The ICC is not a world cricket governing body. It is a cosy front for the national boards. They can use it to appear to be doing the right thing by cricket whilst they sit about playing power games or congratulating each other on how much money they are raking in.
This much can be seen by examining the draft proposal for the next Future Tours Program (FTP) currently being drawn up for 2012 to 2020. Whilst all the talk amongst those outside of this inner-sanctum is of limiting the amount of international cricket to sensible levels, the national boards are trying to arrange an orgy of cricket that is utterly unsustainable.
England will be playing 97 Tests over those eight years, compared to 105 over the last eight. However, consider that when that schedule begun in 2001, Twenty20 hadn’t even begun domestically, let alone internationally, and the IPL was not even a twinkle in Lalit Modi’s wallet.
There will be no IPL window, and regular Tests scheduled for England in May, so expect plenty of conflict between ECB and players, and plenty of tours cancelled in the same way Sri Lanka’s was (West Indies replaced them) because their players would rather earn $$$ in the IPL. In the previous post I mentioned the possibility of legal action between boards and players, and it is difficult to see how this can be avoided in the long run.

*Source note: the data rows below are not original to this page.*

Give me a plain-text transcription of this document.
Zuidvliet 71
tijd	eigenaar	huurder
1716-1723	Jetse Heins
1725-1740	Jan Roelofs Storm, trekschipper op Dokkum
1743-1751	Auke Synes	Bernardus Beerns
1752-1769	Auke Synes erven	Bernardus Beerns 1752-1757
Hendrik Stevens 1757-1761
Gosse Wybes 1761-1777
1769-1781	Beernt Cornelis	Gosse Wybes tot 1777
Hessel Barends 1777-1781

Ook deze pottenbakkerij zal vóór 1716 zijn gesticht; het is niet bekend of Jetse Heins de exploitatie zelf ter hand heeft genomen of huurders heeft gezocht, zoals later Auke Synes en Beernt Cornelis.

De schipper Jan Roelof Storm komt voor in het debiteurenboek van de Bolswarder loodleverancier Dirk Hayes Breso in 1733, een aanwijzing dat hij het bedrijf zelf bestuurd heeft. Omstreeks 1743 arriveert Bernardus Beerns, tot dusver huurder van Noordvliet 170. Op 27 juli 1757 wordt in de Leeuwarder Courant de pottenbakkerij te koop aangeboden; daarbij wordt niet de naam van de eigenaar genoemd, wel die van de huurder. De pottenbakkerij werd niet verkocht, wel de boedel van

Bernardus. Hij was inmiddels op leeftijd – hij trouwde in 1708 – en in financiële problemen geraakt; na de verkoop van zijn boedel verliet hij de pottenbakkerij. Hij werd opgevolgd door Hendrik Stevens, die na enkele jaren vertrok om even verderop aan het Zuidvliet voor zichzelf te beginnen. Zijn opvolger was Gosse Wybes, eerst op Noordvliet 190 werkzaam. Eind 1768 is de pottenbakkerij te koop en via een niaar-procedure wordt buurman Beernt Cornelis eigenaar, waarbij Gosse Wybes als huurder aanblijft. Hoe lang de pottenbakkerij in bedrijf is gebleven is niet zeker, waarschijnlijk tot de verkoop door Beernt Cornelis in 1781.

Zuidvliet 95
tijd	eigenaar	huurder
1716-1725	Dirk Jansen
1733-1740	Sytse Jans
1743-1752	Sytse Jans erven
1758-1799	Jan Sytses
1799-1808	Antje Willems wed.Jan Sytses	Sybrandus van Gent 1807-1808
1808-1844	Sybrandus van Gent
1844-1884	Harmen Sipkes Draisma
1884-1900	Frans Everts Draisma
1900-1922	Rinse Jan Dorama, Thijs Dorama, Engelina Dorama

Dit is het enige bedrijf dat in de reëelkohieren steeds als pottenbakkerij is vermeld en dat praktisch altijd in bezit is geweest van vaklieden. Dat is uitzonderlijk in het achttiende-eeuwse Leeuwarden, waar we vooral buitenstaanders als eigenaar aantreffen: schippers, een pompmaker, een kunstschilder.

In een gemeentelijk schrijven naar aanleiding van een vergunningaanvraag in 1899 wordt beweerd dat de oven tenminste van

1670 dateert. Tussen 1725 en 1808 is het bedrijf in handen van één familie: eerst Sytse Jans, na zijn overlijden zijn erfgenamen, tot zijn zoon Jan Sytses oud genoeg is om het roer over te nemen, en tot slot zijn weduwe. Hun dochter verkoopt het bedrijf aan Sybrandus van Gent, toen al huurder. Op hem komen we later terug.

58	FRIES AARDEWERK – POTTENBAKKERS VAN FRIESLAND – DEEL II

There will, however, be a window for the T20 Champions League every September, thus guaranteeing the removal of two County teams from the climax of the English domestic season. More conflict.
Lesser Test nations will play less cricket, thus ensuring that their development is stymied. Bangladesh, the smallest of the small, will play just 42 Tests and 81 ODIs. That’s less Tests and almost half the number of ODIs than the last eight years.
There is no effort to implement the MCC recommended world Test championship. Surely the least they could aim for is for all nations to play an equal amount of cricket, give or take the odd match, with each team playing every other team home and away, over a period of eight years. But no…
Ian Chappell highlighted these, and other problems, in a recent piece at Cricinfo. He is also pragmatic enough to recognise that there is no chance of the ICC acting in the best interests of cricket in its current form.
The hidden agenda behind all of this is as transparent as a Shane Warne sledge. It is simply to ensure that the revenue and the power remain shared amongst the big boys – India, England etc – and not spread around to other nations.
Considering that the ICC act in the interests of the national boards, or indeed are the national boards, there is little prospect of any change barring a radical coup. Cricket is not known for a history of radical coups.